How aggressively Edge probes Renderer instances for health. Tighten for low-latency failover; relax for flaky networks where transient failures shouldn’t mark a node unhealthy.

SettingDefaultRangeDescription
Probe interval (seconds)155–600How often each Renderer is probed
Failure threshold21–20Consecutive failed probes before a Renderer is marked unhealthy

Both hot-reload. Interval changes take effect on the next probe cycle; threshold changes take effect on the next failure.

MFA Enforcement (per tenant)

Configured via Settings > SSO, not this page. Each tenant has two flags that work together:

FlagEffect
MFA enabledShows the TOTP setup flow on the user account page
Require MFA for all usersUsers who haven’t enrolled are flagged at login with mfaEnrollmentRequired=true in the response meta. The frontend redirects them to /account?mfa=required for enrolment on their next sign-in.

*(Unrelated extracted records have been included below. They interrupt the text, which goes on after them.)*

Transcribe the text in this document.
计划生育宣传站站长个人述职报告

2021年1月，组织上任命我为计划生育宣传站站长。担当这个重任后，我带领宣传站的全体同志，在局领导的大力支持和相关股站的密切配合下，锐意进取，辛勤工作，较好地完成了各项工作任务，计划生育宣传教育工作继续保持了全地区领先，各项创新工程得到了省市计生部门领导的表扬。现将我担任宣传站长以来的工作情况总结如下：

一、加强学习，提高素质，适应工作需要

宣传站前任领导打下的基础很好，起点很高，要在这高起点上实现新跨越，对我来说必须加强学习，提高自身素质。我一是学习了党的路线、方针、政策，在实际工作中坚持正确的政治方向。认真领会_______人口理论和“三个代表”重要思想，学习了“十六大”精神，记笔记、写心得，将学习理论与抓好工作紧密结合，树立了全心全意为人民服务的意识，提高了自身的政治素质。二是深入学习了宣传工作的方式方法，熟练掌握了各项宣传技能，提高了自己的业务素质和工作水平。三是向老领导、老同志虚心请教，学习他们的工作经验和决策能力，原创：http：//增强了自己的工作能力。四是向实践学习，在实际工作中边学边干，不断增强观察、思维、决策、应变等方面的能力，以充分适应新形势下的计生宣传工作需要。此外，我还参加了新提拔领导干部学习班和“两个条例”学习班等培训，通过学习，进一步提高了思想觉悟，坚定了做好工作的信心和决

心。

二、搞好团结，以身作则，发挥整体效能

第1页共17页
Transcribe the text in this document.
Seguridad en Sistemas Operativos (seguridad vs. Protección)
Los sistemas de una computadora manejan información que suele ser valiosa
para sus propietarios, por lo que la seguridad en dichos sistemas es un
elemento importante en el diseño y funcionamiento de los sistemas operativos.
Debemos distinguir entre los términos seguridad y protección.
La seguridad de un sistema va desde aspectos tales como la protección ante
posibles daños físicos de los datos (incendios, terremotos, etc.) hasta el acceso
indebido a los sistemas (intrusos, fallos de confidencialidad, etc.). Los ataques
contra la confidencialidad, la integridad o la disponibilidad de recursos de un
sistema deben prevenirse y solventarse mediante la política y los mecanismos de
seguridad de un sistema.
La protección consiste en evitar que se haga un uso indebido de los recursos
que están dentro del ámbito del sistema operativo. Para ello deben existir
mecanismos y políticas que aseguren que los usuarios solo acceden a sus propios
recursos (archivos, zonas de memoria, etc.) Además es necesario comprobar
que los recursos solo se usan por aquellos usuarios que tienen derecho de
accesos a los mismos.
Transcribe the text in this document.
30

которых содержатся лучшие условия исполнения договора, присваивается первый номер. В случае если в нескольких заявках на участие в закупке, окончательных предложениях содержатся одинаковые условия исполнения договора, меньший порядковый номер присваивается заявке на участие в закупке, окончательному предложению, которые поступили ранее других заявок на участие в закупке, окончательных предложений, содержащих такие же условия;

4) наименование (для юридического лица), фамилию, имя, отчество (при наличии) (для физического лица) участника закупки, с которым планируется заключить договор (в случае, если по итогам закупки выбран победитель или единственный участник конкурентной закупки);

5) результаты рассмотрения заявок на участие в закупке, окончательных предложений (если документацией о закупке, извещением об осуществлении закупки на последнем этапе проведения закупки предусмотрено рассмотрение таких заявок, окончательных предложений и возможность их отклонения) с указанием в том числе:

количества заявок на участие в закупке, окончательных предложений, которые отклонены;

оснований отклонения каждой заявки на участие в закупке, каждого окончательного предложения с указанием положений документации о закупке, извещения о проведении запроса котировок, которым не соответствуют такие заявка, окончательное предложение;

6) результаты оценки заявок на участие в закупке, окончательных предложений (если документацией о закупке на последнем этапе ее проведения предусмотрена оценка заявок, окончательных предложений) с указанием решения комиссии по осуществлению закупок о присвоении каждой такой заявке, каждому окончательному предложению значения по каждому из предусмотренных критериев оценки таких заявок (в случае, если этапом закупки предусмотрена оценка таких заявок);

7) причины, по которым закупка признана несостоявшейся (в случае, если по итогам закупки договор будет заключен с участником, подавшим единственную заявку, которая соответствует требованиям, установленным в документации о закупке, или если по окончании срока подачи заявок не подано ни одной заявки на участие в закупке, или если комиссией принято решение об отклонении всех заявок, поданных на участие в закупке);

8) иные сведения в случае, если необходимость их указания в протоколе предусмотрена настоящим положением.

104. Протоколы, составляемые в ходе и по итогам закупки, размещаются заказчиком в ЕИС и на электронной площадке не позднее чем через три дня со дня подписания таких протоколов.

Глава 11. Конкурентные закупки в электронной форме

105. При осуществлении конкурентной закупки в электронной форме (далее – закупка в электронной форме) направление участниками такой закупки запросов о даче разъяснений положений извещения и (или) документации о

Enabling “Require MFA” does not lock out existing users — they can still sign in (so the first admin who flips the toggle doesn’t lock themselves out), but they’re forced through enrolment before they can do anything else. Existing sessions are not interrupted.

Saving Changes

A sticky bar appears when you have unsaved changes. Click Save Changes to apply or Discard to revert.